Migraine is the most prevalent neurological disorder (Lipton et al., 2007) and about a third of patients with migraine have attacks with aura (Russell et al., 1995), a usually transient clinical disturbance that can be attributed to brain dysfunction (Goadsby et al., 2002). In migraine with typical aura, the most prevalent aura symptoms are visual disturbances (Russell and Olesen, 1996).

Individuals with migraine visual aura have been documenting the visual percepts of their auras for centuries (Schott, 2007). Lashley was the first to correlate the representation of the visual aura with its likely distribution on the occipital cortex (Lashley, 1941).

The temporal and spatial characteristics of the spread of the migraine visual aura were similar to those of cortical spreading depression (CSD), leading to the hypothesis that CSD is the underlying mechanism of the migraine aura (Leão, 1944).

Based on studies of CSD in animal models, the spread of activity in the occipital cortex underlying the migraine visual aura is commonly represented as a concentrically propagated, expanding wave. However, the pattern of the visual percept of migraine may not necessarily be consistent with this pattern of spread (Dahlem and Hadjikhani, 2009). The specific neuro-anatomical substrates of migraine aura initiation and propagation and their underlying cellular and neurochemical mechanisms remain poorly understood. Careful clinical observation continues to play a key role in expanding our understanding of migraine and its pathophysiology.

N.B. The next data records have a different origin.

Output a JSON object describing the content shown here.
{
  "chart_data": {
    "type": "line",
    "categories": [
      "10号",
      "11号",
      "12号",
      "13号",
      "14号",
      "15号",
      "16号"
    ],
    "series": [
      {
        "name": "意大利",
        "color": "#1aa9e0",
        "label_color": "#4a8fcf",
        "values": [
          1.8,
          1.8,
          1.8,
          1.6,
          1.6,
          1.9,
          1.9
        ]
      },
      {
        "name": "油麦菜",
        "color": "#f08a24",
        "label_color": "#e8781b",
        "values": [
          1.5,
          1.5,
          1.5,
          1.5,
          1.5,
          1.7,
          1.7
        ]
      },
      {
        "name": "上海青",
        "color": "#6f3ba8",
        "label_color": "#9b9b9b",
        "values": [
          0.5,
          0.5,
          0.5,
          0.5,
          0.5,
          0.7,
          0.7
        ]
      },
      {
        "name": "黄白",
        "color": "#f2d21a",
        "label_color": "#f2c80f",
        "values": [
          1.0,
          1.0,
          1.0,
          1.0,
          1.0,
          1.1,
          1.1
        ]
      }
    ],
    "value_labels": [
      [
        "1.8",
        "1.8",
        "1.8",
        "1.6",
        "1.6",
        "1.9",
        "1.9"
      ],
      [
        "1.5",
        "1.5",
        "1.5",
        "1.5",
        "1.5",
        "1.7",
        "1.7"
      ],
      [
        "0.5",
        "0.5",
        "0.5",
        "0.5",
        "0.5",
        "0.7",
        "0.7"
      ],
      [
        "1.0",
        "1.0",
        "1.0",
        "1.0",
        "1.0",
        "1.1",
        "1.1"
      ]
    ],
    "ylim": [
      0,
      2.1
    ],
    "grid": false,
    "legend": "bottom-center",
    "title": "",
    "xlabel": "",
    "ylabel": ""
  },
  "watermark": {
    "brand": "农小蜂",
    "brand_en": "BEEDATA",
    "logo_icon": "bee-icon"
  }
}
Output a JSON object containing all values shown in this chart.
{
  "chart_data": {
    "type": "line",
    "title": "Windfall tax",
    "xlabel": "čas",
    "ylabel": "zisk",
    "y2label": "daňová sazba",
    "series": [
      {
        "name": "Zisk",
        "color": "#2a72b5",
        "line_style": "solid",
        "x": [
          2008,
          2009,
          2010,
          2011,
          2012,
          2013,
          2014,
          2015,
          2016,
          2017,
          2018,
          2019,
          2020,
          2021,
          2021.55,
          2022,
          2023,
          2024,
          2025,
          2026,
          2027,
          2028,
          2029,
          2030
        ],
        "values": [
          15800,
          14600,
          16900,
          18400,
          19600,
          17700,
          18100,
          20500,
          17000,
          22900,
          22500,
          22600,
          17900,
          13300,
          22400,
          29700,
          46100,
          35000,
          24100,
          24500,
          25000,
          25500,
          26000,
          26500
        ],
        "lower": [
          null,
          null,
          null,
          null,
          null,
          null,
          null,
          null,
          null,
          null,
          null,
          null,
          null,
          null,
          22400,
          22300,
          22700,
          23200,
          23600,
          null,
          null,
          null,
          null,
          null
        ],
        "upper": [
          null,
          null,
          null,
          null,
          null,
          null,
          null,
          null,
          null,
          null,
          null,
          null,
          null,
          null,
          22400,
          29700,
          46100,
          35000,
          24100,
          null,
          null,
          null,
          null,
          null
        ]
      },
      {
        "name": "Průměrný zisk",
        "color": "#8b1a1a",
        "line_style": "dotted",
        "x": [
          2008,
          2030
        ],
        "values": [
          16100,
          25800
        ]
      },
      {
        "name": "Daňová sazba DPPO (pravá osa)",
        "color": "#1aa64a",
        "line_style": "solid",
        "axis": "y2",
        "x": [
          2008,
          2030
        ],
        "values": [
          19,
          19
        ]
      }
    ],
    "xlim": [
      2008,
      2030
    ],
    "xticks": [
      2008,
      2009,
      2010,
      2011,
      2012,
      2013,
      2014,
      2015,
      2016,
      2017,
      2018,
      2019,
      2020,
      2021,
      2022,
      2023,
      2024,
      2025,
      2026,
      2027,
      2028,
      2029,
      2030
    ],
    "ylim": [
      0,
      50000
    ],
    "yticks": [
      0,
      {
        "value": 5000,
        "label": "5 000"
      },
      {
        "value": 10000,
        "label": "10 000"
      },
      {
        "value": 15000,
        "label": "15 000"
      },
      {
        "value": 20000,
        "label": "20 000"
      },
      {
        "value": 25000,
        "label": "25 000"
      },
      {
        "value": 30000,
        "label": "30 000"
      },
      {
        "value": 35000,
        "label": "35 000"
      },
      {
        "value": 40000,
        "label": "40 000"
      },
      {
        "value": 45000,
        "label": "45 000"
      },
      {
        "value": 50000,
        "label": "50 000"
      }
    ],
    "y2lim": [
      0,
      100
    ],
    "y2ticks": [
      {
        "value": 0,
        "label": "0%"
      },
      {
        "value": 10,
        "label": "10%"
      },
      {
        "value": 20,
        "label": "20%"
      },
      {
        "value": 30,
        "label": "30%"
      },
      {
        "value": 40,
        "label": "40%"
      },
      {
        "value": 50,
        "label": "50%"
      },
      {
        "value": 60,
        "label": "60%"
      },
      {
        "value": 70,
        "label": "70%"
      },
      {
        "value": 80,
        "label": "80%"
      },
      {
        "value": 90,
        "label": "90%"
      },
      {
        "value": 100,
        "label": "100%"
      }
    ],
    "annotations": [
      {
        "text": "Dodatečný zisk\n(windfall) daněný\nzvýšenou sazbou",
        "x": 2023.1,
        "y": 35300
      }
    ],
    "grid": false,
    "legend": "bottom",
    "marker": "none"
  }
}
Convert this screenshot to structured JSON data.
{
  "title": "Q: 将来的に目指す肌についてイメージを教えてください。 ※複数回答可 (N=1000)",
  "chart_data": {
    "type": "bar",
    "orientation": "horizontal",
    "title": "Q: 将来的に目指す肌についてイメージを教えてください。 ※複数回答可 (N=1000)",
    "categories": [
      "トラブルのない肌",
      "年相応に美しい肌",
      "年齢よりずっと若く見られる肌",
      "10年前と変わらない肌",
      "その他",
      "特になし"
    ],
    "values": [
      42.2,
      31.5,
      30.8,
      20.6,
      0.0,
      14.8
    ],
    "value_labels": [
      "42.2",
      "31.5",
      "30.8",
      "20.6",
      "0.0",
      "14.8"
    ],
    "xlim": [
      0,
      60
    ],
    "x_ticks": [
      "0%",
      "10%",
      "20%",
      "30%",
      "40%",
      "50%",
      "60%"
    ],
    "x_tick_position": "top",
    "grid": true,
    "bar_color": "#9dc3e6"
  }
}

Here we present data from a single individual who made consistent and detailed drawings of his migraine visual auras over nearly two decades and created a database of 1000 aura attacks. This database includes detailed maps of his visual perception of hundreds of his migraine auras, noting the precise site of initiation and pattern of spread throughout his visual fields.

These data provide significant new insight into the patterns of visual aura, and suggest mechanisms by which the migraine aura begins and spreads in the visual cortex, and how it is perceived.